0:31:19.3 AL: Chris, thank you. We have kind of a long one here. Let's see, if we collect data for kinetics from crude preparations and later in the project screen kinetics a purified monoclonal antibodies, is there a risk of affinities not agreeing between the two approaches?
0:31:40.7 ND: Yeah, that is a good question and a concern that obviously particularly in early discovery selecting candidates and moving them forward if affinities change at least in terms of what they're measured as, that's problematic for decision-making. The short answer is no, there's several good publications out there kind of comparing crude versus purified antibody screening of kinetics, and in practice on the LSA we really actually, when we do crude screening it actually is purified in effect because we do capture the antibody on the surface and enrich it out of a crude matrices and all that crude matrices is then washed away and we measure the binding of the antigen to the antibody in effectively a purified environment. So there would not be really any chance of the kinetics being perturbed depending on the matrices, the antibody sample comes in.

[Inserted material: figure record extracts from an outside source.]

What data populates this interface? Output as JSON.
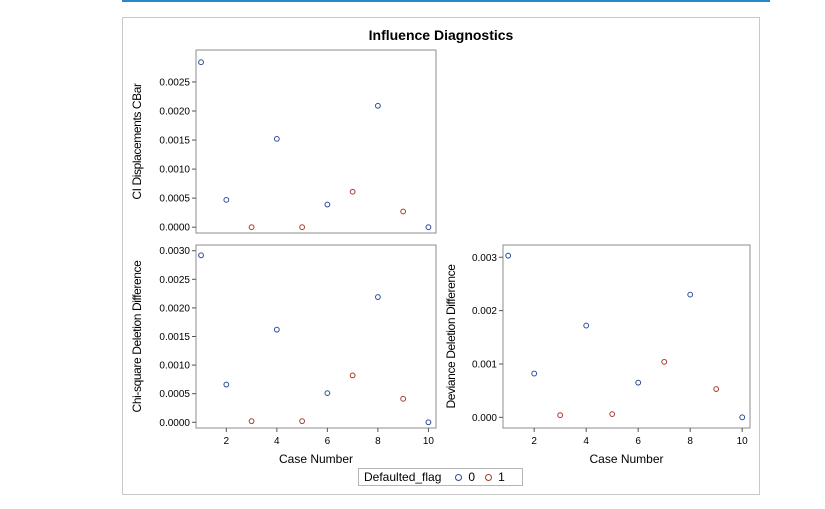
{
  "chart_data": {
    "type": "scatter",
    "title": "Influence Diagnostics",
    "colors": {
      "0": "#2d4c9a",
      "1": "#a83a2e"
    },
    "legend": {
      "title": "Defaulted_flag",
      "entries": [
        "0",
        "1"
      ],
      "placement": "bottom"
    },
    "panels": [
      {
        "id": "cbar",
        "ylabel": "CI Displacements CBar",
        "xlabel": "",
        "xlim": [
          0.8,
          10.3
        ],
        "ylim": [
          -0.0001,
          0.00305
        ],
        "yticks": [
          "0.0000",
          "0.0005",
          "0.0010",
          "0.0015",
          "0.0020",
          "0.0025"
        ],
        "xticks": [],
        "points": [
          {
            "x": 1,
            "y": 0.00284,
            "group": "0"
          },
          {
            "x": 2,
            "y": 0.00047,
            "group": "0"
          },
          {
            "x": 3,
            "y": 0.0,
            "group": "1"
          },
          {
            "x": 4,
            "y": 0.00152,
            "group": "0"
          },
          {
            "x": 5,
            "y": 0.0,
            "group": "1"
          },
          {
            "x": 6,
            "y": 0.00039,
            "group": "0"
          },
          {
            "x": 7,
            "y": 0.00061,
            "group": "1"
          },
          {
            "x": 8,
            "y": 0.00209,
            "group": "0"
          },
          {
            "x": 9,
            "y": 0.00027,
            "group": "1"
          },
          {
            "x": 10,
            "y": 0.0,
            "group": "0"
          }
        ]
      },
      {
        "id": "chisq",
        "ylabel": "Chi-square Deletion Difference",
        "xlabel": "Case Number",
        "xlim": [
          0.8,
          10.3
        ],
        "ylim": [
          -0.0001,
          0.0031
        ],
        "yticks": [
          "0.0000",
          "0.0005",
          "0.0010",
          "0.0015",
          "0.0020",
          "0.0025",
          "0.0030"
        ],
        "xticks": [
          "2",
          "4",
          "6",
          "8",
          "10"
        ],
        "points": [
          {
            "x": 1,
            "y": 0.00292,
            "group": "0"
          },
          {
            "x": 2,
            "y": 0.00066,
            "group": "0"
          },
          {
            "x": 3,
            "y": 2e-05,
            "group": "1"
          },
          {
            "x": 4,
            "y": 0.00162,
            "group": "0"
          },
          {
            "x": 5,
            "y": 2e-05,
            "group": "1"
          },
          {
            "x": 6,
            "y": 0.00051,
            "group": "0"
          },
          {
            "x": 7,
            "y": 0.00082,
            "group": "1"
          },
          {
            "x": 8,
            "y": 0.00219,
            "group": "0"
          },
          {
            "x": 9,
            "y": 0.00041,
            "group": "1"
          },
          {
            "x": 10,
            "y": 0.0,
            "group": "0"
          }
        ]
      },
      {
        "id": "deviance",
        "ylabel": "Deviance Deletion Difference",
        "xlabel": "Case Number",
        "xlim": [
          0.8,
          10.3
        ],
        "ylim": [
          -0.0002,
          0.00323
        ],
        "yticks": [
          "0.000",
          "0.001",
          "0.002",
          "0.003"
        ],
        "xticks": [
          "2",
          "4",
          "6",
          "8",
          "10"
        ],
        "points": [
          {
            "x": 1,
            "y": 0.00303,
            "group": "0"
          },
          {
            "x": 2,
            "y": 0.00082,
            "group": "0"
          },
          {
            "x": 3,
            "y": 4e-05,
            "group": "1"
          },
          {
            "x": 4,
            "y": 0.00172,
            "group": "0"
          },
          {
            "x": 5,
            "y": 6e-05,
            "group": "1"
          },
          {
            "x": 6,
            "y": 0.00065,
            "group": "0"
          },
          {
            "x": 7,
            "y": 0.00104,
            "group": "1"
          },
          {
            "x": 8,
            "y": 0.0023,
            "group": "0"
          },
          {
            "x": 9,
            "y": 0.00053,
            "group": "1"
          },
          {
            "x": 10,
            "y": 0.0,
            "group": "0"
          }
        ]
      }
    ]
  }
}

0:32:34.9 AL: Let's see here, there's a couple, is it possible to combine multiple assay types into a single run and does that complicate data analysis?
0:32:46.1 ND: Yeah, for the first part of that question, yes, you can definitely combine things, there's a queuing functionality in the navigator control software of the LSA that lets you take different methods and put them together so you could run maybe kinetics and binning or quantitation and kinetics, really, largely any combination that you want and run them and you'll get kind of everything done at once which is great, you don't have to come back and run multiple small experiments. And then in terms of data analysis the output is a single file but it has subsections of that for analysis, so it is not difficult then to perform whatever specific analysis needs to be done on the individual components of that file, so it is very straightforward.

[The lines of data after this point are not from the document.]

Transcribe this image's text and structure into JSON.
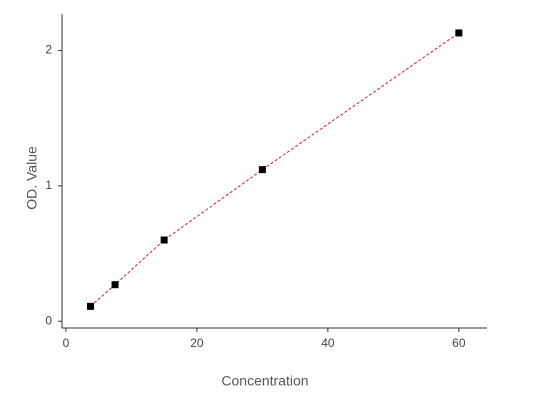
{
  "chart_data": {
    "type": "scatter",
    "xlabel": "Concentration",
    "ylabel": "OD. Value",
    "x": [
      3.75,
      7.5,
      15,
      30,
      60
    ],
    "values": [
      0.11,
      0.27,
      0.6,
      1.12,
      2.13
    ],
    "color": "#000000",
    "line_color": "#cc2233",
    "xlim": [
      -0.6,
      64.3
    ],
    "ylim": [
      -0.05,
      2.27
    ],
    "xticks": [
      0,
      20,
      40,
      60
    ],
    "yticks": [
      0,
      1,
      2
    ]
  }
}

0:33:31.7 AL: Can we also analyze high content screening data with Signals feature repo?
0:33:37.3 DG: I guess that's that's mine. Yes, you can, there is a platform that we use, it's our own Signals, it's called Signals Image Artist which directly connects to the high content instruments and that does the image analysis itself, but what the result of it is, again, a data table and the data table is really the result of the, for example, a normal staining that you have and this is then transferred into VitroVivo the same way as a Carterra file would be read into VitroVivo or a plate reader file would be read into VitroVivo. And then you follow a couple of steps that are unique, again, for high content analysis and we have these apps as well, so it's all in one platform.
0:34:41.5 AL: Thank you. How is data collected and moved from the LSA into a location that can be accessed by VitroVivo? That's a good question.

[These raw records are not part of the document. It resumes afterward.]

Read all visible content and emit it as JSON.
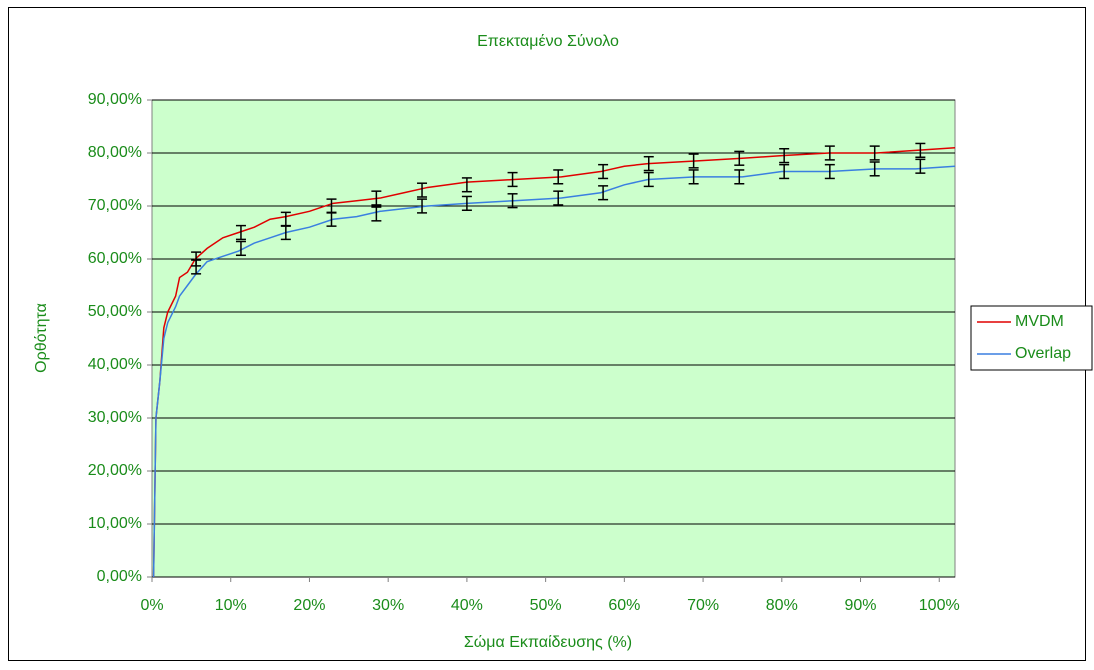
{
  "chart_data": {
    "type": "line",
    "title": "Επεκταμένο Σύνολο",
    "x_label": "Σώμα Εκπαίδευσης (%)",
    "y_label": "Ορθότητα",
    "xlim": [
      0,
      102
    ],
    "ylim": [
      0,
      90
    ],
    "xticks": [
      {
        "value": 0,
        "label": "0%"
      },
      {
        "value": 10,
        "label": "10%"
      },
      {
        "value": 20,
        "label": "20%"
      },
      {
        "value": 30,
        "label": "30%"
      },
      {
        "value": 40,
        "label": "40%"
      },
      {
        "value": 50,
        "label": "50%"
      },
      {
        "value": 60,
        "label": "60%"
      },
      {
        "value": 70,
        "label": "70%"
      },
      {
        "value": 80,
        "label": "80%"
      },
      {
        "value": 90,
        "label": "90%"
      },
      {
        "value": 100,
        "label": "100%"
      }
    ],
    "yticks": [
      {
        "value": 0,
        "label": "0,00%"
      },
      {
        "value": 10,
        "label": "10,00%"
      },
      {
        "value": 20,
        "label": "20,00%"
      },
      {
        "value": 30,
        "label": "30,00%"
      },
      {
        "value": 40,
        "label": "40,00%"
      },
      {
        "value": 50,
        "label": "50,00%"
      },
      {
        "value": 60,
        "label": "60,00%"
      },
      {
        "value": 70,
        "label": "70,00%"
      },
      {
        "value": 80,
        "label": "80,00%"
      },
      {
        "value": 90,
        "label": "90,00%"
      }
    ],
    "grid": true,
    "legend": "right",
    "x": [
      0.2,
      0.5,
      1,
      1.5,
      2,
      3,
      3.5,
      4.5,
      5.5,
      7,
      9,
      11,
      13,
      15,
      17,
      20,
      23,
      26,
      29,
      32,
      35,
      40,
      46,
      52,
      57,
      60,
      63,
      69,
      75,
      80,
      86,
      92,
      97,
      102
    ],
    "series": [
      {
        "name": "MVDM",
        "color": "#e00000",
        "values": [
          0,
          30,
          37,
          47,
          50,
          53,
          56.5,
          57.5,
          60,
          62,
          64,
          65,
          66,
          67.5,
          68,
          69,
          70.5,
          71,
          71.5,
          72.5,
          73.5,
          74.5,
          75,
          75.5,
          76.5,
          77.5,
          78,
          78.5,
          79,
          79.5,
          80,
          80,
          80.5,
          81
        ],
        "bar_x": [
          5.6,
          11.3,
          17.0,
          22.8,
          28.5,
          34.3,
          40.0,
          45.8,
          51.6,
          57.3,
          63.1,
          68.8,
          74.6,
          80.3,
          86.1,
          91.8,
          97.6
        ],
        "bar_values": [
          60,
          65,
          67.5,
          70,
          71.5,
          73,
          74,
          75,
          75.5,
          76.5,
          78,
          78.5,
          79,
          79.5,
          80,
          80,
          80.5
        ],
        "bar_errors": [
          1.3,
          1.3,
          1.3,
          1.3,
          1.3,
          1.3,
          1.3,
          1.3,
          1.3,
          1.3,
          1.3,
          1.3,
          1.3,
          1.3,
          1.3,
          1.3,
          1.3
        ]
      },
      {
        "name": "Overlap",
        "color": "#3a7fe0",
        "values": [
          0,
          30,
          37,
          45,
          48,
          51,
          53,
          55,
          57,
          59.5,
          60.5,
          61.5,
          63,
          64,
          65,
          66,
          67.5,
          68,
          69,
          69.5,
          70,
          70.5,
          71,
          71.5,
          72.5,
          74,
          75,
          75.5,
          75.5,
          76.5,
          76.5,
          77,
          77,
          77.5
        ],
        "bar_x": [
          5.6,
          11.3,
          17.0,
          22.8,
          28.5,
          34.3,
          40.0,
          45.8,
          51.6,
          57.3,
          63.1,
          68.8,
          74.6,
          80.3,
          86.1,
          91.8,
          97.6
        ],
        "bar_values": [
          58.5,
          62,
          65,
          67.5,
          68.5,
          70,
          70.5,
          71,
          71.5,
          72.5,
          75,
          75.5,
          75.5,
          76.5,
          76.5,
          77,
          77.5
        ],
        "bar_errors": [
          1.3,
          1.3,
          1.3,
          1.3,
          1.3,
          1.3,
          1.3,
          1.3,
          1.3,
          1.3,
          1.3,
          1.3,
          1.3,
          1.3,
          1.3,
          1.3,
          1.3
        ]
      }
    ]
  }
}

0:34:51.6 ND: Yeah, that would be a little bit dependent on the setup at the particular site, there's different IT kind of rules and things like that but at the high level the LSA collects data and stores it locally on the instrument PC, from there it can be moved in a manual or automated format to additional locations, but it does collect directly to the instrument PC. We do know of several LSA users that do have sort of automated processes for those files once the run is completed or are pulled up to network locations and then can proceed with more sophisticated analysis like Christoph was demonstrating here, for example, so that that's generally kind of how data is collected on the LSA and then moves out of the LSA environment.
0:35:43.7 AL: Thanks. Space for any more questions coming through? Any others? I think you may be done, but I want to say thank you again to our speakers and to all of our guests. Excellent questions. I really appreciate sending those through. I guess with that we'll close up. Once again thank you on behalf of Carterra, and we hope to see you all in the future.